Diğer bir değiştirmek istediğim şey ise, bu memelerden daha mantıklıydı, bir şeyi sevmiş olsam bile sevdiğimi itiraf edemiyor olmamdı. Kendime bile itiraf edemiyordum. Mesela hamburgerin tadını beğenmiş olsam bile asla yemeyecektim, çünkü diyet listemin dışındaydı ve hayatımda sürekli olarak yeri olmayan bir şeyi yemek veya tatmak hoşuma gitmiyordu. Bu yüzden sevmemiş gibi yapmıştım. Bayıldığım bir tat değildi zaten, olmazsa olmazım olmayacaktı hiçbir zaman.

Jungkook, bu yönden kıskandığım bir insandı. Çünkü sevdiği ve sevmediği şeyleri kolayca dile getirir, kendisini sanki çok basit bir şey yapıyormuş gibi tam anlamında kullandığı kelimeleri ile açıklardı. Ben daha doğru dürüst insanlarla iletişime bile geçemiyordum. Bir yönden acınasıydım, her anlamda ondan daha iyi olduğuma olan inancım düşünmeye devam ettikçe sönüyor ve yok oluyordu.
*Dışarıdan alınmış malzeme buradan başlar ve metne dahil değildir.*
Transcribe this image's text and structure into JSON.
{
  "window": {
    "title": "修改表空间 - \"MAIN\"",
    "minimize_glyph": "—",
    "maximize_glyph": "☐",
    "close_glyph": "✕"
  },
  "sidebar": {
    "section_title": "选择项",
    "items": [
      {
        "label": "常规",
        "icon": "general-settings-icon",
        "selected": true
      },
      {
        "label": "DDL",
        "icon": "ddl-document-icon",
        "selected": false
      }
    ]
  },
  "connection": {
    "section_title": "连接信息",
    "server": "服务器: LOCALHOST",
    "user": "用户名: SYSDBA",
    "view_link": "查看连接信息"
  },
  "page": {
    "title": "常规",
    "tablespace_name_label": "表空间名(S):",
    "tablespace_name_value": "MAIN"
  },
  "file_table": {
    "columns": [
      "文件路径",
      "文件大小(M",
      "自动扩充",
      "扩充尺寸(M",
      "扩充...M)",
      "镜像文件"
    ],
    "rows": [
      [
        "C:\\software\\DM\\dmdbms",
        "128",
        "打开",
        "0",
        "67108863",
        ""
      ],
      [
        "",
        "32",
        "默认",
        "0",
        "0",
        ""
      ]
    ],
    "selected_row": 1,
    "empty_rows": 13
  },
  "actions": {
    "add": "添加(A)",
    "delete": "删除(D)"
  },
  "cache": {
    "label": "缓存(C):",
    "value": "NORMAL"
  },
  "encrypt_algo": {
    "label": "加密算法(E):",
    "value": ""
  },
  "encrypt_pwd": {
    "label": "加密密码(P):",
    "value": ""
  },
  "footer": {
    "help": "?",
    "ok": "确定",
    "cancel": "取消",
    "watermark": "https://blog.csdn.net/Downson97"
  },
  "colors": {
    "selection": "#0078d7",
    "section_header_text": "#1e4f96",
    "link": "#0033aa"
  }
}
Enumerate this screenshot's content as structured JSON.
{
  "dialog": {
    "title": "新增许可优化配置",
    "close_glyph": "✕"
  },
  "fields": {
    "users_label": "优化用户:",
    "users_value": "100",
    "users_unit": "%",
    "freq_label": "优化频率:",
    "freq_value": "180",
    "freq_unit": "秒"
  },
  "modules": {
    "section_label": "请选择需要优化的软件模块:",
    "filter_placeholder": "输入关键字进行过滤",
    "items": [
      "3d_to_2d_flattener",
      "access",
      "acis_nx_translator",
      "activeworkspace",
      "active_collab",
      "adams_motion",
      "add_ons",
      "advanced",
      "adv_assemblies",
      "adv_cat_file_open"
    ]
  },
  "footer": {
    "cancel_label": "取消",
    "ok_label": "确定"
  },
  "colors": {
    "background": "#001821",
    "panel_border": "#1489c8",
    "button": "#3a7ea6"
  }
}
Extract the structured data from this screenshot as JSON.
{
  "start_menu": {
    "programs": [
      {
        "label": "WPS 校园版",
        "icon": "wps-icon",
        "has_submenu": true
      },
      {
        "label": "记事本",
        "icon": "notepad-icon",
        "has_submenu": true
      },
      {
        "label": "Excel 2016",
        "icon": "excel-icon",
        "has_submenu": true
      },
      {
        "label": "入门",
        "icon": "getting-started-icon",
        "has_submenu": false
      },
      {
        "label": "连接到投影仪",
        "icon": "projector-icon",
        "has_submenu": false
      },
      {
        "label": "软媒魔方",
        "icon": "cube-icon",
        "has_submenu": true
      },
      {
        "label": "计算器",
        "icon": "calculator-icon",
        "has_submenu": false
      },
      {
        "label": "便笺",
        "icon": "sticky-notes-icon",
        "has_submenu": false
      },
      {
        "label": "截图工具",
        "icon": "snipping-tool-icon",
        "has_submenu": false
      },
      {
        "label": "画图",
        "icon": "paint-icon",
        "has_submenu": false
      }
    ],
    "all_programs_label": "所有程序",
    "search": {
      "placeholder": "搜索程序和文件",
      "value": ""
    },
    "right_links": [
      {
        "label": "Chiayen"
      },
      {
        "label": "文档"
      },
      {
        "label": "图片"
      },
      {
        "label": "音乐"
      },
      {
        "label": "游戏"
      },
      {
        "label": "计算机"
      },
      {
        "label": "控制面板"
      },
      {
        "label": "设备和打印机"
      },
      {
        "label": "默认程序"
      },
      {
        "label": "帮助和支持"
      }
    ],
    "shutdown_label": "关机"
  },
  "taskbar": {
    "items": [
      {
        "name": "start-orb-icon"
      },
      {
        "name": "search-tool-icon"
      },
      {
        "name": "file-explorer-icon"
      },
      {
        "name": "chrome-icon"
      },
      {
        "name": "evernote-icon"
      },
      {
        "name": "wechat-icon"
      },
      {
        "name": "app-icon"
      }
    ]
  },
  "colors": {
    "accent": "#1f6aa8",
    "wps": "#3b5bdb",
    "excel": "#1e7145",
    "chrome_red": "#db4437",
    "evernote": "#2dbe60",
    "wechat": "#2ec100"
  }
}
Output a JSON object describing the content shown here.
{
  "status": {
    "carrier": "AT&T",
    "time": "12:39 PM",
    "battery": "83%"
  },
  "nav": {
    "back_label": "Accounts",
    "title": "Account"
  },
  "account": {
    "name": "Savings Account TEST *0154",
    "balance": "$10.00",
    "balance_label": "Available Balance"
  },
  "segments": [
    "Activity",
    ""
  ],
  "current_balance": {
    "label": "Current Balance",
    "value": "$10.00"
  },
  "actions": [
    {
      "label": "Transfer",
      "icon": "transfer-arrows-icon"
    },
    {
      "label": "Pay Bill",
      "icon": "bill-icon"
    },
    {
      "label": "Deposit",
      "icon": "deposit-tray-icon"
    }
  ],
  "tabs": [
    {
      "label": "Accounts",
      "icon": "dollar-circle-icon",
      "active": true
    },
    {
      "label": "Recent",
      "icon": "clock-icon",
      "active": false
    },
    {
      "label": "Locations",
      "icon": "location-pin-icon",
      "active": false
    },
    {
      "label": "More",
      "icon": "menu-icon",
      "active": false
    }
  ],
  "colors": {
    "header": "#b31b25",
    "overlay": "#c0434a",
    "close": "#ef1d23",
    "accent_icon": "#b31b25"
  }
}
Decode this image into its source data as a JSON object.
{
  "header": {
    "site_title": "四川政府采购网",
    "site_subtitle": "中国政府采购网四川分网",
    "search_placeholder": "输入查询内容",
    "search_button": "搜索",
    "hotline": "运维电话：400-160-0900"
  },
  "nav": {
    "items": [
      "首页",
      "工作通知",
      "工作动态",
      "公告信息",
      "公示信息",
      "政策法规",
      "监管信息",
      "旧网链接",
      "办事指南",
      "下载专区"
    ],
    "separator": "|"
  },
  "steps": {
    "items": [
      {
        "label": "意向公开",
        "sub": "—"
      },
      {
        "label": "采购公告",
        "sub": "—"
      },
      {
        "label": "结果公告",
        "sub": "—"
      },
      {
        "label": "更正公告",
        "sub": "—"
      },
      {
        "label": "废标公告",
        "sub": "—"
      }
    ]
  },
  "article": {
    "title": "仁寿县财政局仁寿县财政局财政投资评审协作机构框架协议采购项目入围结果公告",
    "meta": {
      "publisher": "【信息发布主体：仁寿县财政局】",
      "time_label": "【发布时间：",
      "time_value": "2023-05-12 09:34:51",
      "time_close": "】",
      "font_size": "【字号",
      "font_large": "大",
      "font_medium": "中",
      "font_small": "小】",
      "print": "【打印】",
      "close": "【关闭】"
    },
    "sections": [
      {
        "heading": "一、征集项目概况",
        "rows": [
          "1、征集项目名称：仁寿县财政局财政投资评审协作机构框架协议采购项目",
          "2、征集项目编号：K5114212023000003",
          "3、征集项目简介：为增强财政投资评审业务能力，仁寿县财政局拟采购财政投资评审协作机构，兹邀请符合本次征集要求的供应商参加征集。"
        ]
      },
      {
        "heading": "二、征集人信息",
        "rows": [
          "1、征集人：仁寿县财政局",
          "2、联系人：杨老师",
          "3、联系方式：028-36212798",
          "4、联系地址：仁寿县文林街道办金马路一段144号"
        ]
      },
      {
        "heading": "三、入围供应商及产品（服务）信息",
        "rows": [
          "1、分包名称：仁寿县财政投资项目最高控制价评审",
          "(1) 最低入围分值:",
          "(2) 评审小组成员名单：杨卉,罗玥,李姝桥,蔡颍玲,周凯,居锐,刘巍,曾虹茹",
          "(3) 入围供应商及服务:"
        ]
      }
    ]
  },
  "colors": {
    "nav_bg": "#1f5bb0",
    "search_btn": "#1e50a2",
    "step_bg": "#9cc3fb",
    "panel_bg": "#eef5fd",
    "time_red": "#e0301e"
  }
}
Belki de sandığım kadar mükemmel değildim. 

Esnediğim sırada çarşamba gününün müthiş stresiyle yapayalnız olmanın bir yandan güzel olduğunu düşmüştüm. Çünkü öğle arasında yemekhanede verilen yemeklerde hiçbiri diyetime uygun olmadığı için kendime en köşede bir yer bulmuş, gözlerden ırak bir şekilde kestirmeye çalışıyordum. Normal bir gün olsaydı, bu kadar yorgun hissetmeseydim sözde arkadaş takımımla birlikte insanlara sataşır dururdum. İnsanlara laf atmak, canım istediğinde kavga çıkartmak güzeldi. Sıradan hissettirirdi. Aslında içten içe tek sorunumun içimde biriken bu sonu gelmez öfkeyi kontrol edemiyor oluşum olduğunu biliyordum. 

Yeniden not hatırlatma: Ağzına sıçtığım, öfke sorunların için doktora görün. 

Başımı sert masadan kaldırdığımda, içimdeki sıkıntılı hissiyattan kurtulmak için kafamı dağıtacak bir şeyler aradı gözlerim. Buradan tanımadığım çocuklarla oturan Jungkook'u görebiliyordum. Gülüşüyorlar ve sohbet ediyorlardı, hatta sohbetleri o kadar eğlenceliydi ki hiçbiri önlerindeki yemekleri yarılayamamıştı. Jungkook'un yanında oturan kızlardan birisi uçları pembe saçlarıyla oynuyor, birkaç tutamı tutarak örmeye çalışıyordu.